The Us Air Force has warned Californians about loud booming and burning in the sky on October 7 night, as the upcoming SpaceX’s launch at Vandenberg Base is set to launch.
“This will be SpaceX’s first land landing attempt at Vandenberg Air Force Base. Local residents may see the first stage of the Falcon 9 returning to Vandenberg AFB, including multiple engine burns associated with the landing.
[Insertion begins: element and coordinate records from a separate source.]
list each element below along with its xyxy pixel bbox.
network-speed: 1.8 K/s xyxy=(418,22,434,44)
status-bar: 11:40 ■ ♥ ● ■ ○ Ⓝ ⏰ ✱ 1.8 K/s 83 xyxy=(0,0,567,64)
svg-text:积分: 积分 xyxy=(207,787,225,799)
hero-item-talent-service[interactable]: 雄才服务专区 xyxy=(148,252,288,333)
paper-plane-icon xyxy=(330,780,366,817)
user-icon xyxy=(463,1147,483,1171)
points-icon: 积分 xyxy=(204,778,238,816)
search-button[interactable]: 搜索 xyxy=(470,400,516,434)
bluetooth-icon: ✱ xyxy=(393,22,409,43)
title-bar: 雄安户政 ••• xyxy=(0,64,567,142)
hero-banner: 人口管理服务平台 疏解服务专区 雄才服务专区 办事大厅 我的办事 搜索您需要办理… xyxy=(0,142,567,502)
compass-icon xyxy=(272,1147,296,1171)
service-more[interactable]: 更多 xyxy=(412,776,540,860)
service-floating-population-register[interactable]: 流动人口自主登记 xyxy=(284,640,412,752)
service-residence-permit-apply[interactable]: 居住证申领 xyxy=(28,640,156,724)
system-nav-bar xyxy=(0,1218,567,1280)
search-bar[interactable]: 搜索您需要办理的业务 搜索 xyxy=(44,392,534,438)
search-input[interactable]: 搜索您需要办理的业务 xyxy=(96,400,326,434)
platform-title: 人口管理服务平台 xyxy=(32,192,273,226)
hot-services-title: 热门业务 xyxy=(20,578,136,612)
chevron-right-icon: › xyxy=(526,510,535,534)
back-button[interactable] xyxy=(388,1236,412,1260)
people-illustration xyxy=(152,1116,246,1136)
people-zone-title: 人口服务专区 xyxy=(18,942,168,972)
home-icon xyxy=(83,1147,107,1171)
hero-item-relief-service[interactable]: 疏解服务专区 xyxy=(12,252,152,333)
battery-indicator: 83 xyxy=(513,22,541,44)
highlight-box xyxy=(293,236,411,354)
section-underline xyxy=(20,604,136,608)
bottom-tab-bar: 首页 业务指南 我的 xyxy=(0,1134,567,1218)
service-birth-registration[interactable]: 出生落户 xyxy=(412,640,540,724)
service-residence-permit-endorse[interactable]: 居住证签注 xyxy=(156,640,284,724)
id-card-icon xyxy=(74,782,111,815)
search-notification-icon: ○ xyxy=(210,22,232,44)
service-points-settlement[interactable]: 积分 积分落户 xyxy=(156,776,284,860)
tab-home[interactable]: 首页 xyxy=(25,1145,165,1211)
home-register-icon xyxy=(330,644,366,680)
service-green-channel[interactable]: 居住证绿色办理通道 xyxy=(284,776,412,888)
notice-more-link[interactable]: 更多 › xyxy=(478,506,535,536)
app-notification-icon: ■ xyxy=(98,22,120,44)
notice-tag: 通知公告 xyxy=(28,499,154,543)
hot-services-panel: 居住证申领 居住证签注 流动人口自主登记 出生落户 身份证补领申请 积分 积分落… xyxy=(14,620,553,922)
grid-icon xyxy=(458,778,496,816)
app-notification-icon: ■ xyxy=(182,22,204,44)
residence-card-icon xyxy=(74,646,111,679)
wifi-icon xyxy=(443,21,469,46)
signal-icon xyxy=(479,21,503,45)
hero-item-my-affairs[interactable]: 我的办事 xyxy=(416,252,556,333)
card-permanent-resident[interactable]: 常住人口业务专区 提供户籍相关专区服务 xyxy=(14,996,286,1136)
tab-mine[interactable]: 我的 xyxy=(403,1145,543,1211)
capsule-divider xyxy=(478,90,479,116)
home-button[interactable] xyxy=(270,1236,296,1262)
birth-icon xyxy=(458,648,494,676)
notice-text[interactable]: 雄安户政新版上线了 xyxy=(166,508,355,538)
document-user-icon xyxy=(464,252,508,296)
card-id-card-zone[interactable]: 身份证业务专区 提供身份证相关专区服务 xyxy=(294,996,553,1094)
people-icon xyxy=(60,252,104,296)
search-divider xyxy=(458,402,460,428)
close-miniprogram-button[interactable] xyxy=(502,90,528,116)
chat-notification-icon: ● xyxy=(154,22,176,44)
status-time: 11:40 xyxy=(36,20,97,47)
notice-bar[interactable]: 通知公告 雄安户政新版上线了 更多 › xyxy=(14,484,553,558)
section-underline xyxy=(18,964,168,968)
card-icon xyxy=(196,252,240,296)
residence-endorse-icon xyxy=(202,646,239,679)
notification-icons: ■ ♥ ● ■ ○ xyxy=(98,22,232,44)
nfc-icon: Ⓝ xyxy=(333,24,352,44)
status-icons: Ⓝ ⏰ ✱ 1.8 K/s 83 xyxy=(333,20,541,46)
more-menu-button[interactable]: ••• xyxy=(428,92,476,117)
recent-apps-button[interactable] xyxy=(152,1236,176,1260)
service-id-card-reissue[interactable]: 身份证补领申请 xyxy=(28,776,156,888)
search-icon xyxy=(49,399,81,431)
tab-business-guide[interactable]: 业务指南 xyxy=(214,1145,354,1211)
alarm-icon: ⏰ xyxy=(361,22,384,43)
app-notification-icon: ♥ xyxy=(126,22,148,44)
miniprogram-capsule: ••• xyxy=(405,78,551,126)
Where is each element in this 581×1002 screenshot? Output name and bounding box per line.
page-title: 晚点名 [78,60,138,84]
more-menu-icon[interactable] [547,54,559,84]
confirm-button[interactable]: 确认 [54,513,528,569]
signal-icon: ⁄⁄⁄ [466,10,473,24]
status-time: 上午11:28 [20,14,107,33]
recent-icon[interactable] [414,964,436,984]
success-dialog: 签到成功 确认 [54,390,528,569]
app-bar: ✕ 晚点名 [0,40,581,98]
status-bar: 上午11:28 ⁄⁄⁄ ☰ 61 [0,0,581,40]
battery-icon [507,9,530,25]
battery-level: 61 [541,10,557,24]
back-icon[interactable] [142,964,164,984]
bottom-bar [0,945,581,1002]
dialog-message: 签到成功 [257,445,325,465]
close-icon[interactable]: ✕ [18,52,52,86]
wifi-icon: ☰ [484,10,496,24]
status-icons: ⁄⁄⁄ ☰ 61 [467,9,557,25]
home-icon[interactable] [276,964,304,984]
During the landing attempt residents from Santa Barbara, Ventura and San Luis Obispo counties may hear one or more sonic booms,” the warning on their web-site reads.
SpaceX founder Elon Musk posted a warning on his Twitter feed that the boom “won’t be subtle”.
This Falcon will be returning with the payload of an Argentinian satellite, which is one of the six-piece satellite consortium, targeted to capture high-resolution images of Earth.
The Falcon 9, set from Vandenberg Air Force Base, will go on the first ever mission of this kind, as the rocket would attempt ground-based landing on the West Coast and attempt to return to the company’s launch pad at Vandenberg Base, rather than landing at sea on a drone-catching vessel. Earlier landings have been carried out on the East coast, at Florida’s Cape Canaveral Station.
The challenging peculiarity on the West coast is the 400-meter distance between the company’s two pads. This is way less than the gap between pads in Florida, which is several kilometers long.
The launch is scheduled no earlier than no earlier than 7:21 p.m. PDT.